Silver prices can move due to a wide range of factors. Geopolitical instability or fears of a deep recession can make Silver price escalate due to its safe-haven status, although to a lesser extent than Gold’s. As a yieldless asset, Silver tends to rise with lower interest rates. Its moves also depend on how the US Dollar (USD) behaves as the asset is priced in dollars (XAG/USD). A strong Dollar tends to keep the price of Silver at bay, whereas a weaker Dollar is likely to propel prices up. Other factors such as investment demand, mining supply – Silver is much more abundant than Gold – and recycling rates can also affect prices.
Silver is widely used in industry, particularly in sectors such as electronics or solar energy, as it has one of the highest electric conductivity of all metals – more than Copper and Gold. A surge in demand can increase prices, while a decline tends to lower them. Dynamics in the US, Chinese and Indian economies can also contribute to price swings: for the US and particularly China, their big industrial sectors use Silver in various processes; in India, consumers’ demand for the precious metal for jewellery also plays a key role in setting prices.
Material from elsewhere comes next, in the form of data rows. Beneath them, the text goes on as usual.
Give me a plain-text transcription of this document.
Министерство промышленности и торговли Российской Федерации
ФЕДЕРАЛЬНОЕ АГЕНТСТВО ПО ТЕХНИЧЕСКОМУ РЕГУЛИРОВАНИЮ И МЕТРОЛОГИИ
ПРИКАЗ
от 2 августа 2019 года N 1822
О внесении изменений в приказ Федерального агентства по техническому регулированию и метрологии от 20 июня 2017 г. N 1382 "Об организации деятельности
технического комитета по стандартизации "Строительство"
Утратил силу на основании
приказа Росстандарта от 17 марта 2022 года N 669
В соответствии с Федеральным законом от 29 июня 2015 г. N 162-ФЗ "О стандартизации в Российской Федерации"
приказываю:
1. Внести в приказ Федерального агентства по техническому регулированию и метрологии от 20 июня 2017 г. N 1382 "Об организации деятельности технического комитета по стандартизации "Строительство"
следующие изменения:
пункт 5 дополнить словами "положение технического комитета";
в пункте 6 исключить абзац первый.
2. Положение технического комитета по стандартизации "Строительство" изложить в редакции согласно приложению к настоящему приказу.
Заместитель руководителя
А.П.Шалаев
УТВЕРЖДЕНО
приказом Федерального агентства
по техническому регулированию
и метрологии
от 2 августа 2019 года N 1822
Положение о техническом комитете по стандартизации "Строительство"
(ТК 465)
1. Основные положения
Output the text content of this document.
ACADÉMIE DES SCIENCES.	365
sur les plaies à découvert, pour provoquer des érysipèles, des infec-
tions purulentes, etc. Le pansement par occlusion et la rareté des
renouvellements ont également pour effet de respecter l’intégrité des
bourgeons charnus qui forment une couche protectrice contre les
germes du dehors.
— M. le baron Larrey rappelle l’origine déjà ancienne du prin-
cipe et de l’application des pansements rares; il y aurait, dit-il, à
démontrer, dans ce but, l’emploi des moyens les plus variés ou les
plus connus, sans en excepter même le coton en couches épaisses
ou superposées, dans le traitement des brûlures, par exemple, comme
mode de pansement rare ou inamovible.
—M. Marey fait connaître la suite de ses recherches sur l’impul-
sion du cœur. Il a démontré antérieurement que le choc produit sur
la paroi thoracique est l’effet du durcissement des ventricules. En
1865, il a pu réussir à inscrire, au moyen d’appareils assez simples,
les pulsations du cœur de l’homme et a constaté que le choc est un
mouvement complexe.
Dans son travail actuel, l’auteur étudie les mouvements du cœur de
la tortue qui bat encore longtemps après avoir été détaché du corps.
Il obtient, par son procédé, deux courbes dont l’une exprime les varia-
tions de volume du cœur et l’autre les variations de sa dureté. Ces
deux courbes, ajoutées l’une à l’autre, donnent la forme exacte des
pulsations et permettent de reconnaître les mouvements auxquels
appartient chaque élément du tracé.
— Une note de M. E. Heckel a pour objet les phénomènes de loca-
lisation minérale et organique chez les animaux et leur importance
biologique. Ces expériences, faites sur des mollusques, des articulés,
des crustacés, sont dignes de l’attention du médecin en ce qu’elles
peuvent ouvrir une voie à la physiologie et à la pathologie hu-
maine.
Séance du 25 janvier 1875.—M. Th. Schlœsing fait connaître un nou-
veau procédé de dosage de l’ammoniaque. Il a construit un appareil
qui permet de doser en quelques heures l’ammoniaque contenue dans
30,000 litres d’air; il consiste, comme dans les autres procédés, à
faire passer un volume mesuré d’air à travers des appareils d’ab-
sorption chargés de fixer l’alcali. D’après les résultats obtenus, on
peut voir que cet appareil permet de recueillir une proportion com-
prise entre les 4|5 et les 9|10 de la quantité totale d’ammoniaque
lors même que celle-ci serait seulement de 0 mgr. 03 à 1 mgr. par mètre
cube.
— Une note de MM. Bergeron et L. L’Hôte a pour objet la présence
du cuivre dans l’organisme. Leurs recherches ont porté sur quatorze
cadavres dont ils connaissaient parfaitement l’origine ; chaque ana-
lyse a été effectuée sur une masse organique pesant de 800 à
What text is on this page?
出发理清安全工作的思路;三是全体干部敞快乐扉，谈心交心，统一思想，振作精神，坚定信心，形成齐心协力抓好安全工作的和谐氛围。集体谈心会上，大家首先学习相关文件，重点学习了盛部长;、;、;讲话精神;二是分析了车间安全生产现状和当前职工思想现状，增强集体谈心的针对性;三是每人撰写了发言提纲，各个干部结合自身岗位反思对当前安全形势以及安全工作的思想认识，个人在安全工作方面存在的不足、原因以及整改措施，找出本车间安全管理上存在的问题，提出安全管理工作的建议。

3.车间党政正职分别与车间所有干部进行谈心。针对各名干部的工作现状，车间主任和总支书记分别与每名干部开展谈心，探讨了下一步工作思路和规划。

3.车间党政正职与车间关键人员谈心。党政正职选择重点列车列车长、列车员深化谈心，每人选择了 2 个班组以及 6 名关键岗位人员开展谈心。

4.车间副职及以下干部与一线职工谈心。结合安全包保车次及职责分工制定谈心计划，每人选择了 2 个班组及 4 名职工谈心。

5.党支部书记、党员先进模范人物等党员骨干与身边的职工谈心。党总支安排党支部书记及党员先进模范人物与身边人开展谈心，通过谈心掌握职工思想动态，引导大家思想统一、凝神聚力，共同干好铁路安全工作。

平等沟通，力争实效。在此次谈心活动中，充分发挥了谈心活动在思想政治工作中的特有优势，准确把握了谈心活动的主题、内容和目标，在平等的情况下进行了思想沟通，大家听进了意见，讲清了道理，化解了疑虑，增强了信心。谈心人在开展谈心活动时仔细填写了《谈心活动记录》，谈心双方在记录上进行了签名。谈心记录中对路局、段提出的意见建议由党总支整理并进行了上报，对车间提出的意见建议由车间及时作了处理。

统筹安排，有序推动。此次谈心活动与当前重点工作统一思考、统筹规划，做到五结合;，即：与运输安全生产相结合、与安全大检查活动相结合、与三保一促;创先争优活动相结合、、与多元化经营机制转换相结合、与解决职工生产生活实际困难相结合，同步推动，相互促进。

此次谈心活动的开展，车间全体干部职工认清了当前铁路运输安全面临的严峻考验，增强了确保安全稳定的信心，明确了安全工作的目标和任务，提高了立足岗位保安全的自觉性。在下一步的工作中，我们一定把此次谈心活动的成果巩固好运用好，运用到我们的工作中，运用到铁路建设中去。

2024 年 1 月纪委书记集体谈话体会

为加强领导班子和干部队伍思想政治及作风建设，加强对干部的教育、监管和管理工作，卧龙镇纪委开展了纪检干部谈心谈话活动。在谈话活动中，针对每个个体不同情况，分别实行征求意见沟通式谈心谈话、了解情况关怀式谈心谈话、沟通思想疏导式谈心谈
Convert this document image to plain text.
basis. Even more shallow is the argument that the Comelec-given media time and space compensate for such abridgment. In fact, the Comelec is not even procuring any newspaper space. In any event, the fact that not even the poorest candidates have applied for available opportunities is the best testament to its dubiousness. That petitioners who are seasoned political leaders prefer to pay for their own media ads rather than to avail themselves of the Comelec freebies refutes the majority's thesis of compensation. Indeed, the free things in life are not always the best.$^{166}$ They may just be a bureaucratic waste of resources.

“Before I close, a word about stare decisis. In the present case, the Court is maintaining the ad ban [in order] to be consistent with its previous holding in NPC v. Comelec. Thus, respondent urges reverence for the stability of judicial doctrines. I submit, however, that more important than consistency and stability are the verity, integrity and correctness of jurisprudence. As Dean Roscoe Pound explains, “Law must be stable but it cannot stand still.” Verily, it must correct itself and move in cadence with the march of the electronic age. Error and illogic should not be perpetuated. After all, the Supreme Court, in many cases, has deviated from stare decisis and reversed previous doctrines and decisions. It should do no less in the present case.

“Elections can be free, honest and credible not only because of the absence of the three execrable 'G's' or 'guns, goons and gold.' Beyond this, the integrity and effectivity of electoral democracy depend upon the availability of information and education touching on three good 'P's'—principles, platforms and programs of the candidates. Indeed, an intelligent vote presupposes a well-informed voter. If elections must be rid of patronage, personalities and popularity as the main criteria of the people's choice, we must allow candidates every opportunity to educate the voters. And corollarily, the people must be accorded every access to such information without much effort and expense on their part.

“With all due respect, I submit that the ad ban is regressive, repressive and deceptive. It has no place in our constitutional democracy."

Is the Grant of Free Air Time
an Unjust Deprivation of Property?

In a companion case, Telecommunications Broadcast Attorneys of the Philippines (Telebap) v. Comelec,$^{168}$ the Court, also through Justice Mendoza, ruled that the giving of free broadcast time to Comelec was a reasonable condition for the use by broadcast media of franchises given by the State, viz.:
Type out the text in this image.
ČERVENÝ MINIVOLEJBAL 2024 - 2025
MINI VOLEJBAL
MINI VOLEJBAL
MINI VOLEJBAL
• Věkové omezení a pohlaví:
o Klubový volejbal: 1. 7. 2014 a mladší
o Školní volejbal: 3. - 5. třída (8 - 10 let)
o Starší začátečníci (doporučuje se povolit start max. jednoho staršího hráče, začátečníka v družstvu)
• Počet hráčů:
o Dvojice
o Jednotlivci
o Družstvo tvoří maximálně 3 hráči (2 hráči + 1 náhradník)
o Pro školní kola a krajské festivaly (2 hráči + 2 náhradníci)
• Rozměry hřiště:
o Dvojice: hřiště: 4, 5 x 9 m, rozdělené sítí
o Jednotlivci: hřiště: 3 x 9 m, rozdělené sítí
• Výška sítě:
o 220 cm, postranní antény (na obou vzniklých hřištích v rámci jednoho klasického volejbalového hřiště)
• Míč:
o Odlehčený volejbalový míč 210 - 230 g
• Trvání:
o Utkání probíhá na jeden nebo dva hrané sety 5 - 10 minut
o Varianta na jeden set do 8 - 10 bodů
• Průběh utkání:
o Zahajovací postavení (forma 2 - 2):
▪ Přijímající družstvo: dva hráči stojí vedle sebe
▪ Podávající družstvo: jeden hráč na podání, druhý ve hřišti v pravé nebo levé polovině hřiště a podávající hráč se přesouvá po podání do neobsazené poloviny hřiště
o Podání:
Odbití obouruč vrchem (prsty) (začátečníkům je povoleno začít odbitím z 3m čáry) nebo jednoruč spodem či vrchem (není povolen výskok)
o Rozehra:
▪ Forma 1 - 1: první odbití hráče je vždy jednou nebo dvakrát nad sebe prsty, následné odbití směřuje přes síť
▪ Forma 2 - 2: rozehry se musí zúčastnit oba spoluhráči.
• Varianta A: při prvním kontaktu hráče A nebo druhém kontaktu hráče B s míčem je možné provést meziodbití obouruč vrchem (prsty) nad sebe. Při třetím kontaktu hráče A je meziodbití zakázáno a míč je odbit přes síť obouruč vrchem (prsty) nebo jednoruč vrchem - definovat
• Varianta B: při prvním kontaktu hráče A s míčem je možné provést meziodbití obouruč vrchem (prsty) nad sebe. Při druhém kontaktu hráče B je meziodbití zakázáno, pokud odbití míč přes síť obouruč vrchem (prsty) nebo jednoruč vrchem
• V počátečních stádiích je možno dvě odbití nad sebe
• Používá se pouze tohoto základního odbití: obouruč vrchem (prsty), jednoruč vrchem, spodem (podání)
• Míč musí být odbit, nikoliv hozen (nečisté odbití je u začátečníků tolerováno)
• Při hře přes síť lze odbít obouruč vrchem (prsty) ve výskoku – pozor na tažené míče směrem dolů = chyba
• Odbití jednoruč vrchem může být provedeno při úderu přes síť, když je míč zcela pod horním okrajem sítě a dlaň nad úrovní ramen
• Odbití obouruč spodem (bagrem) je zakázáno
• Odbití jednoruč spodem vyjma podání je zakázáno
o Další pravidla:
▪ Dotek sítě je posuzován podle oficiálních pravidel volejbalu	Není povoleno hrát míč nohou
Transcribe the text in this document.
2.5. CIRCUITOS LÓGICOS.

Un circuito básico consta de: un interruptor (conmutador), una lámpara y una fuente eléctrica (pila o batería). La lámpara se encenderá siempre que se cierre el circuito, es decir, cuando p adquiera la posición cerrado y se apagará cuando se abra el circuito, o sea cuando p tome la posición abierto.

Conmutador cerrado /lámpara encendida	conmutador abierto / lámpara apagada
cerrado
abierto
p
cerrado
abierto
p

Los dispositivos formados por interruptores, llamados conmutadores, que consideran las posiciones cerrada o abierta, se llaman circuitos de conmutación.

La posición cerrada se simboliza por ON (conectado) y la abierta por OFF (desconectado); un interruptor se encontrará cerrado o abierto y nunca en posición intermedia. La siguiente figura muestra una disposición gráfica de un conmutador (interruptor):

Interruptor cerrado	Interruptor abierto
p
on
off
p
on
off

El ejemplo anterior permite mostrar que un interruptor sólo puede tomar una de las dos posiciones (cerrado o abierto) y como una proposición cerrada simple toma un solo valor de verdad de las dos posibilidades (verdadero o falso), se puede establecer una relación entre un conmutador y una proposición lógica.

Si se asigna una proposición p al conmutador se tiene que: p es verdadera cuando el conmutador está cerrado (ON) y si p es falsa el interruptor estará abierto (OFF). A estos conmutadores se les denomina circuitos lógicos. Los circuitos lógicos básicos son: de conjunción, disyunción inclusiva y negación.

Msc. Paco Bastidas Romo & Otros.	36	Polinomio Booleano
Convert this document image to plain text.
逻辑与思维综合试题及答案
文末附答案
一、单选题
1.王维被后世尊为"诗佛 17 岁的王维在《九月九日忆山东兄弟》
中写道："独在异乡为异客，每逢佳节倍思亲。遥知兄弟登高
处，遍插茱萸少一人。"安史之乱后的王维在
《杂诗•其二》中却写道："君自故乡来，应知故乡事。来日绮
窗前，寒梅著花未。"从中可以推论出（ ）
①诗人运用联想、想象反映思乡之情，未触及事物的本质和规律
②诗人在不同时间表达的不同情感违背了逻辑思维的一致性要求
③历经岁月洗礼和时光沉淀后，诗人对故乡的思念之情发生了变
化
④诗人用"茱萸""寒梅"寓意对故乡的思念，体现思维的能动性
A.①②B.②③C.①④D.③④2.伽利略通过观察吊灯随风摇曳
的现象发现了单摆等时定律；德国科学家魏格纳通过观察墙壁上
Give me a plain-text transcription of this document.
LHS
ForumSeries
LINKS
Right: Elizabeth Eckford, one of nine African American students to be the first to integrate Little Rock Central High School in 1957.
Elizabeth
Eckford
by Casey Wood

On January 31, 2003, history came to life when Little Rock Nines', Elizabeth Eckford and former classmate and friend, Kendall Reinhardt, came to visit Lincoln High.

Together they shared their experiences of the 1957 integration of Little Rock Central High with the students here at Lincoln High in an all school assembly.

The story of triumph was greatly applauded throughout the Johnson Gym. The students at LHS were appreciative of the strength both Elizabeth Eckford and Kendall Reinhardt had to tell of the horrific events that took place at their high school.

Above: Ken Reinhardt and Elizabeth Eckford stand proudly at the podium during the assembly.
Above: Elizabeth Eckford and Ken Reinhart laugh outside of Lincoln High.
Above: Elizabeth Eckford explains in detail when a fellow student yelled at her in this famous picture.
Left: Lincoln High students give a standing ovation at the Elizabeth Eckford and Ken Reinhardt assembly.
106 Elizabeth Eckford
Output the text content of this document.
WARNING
Silver prices tend to follow Gold’s moves. When Gold prices rise, Silver typically follows suit, as their status as safe-haven assets is similar. The Gold/Silver ratio, which shows the number of ounces of Silver needed to equal the value of one ounce of Gold, may help to determine the relative valuation between both metals. Some investors may consider a high ratio as an indicator that Silver is undervalued, or Gold is overvalued. On the contrary, a low ratio might suggest that Gold is undervalued relative to Silver.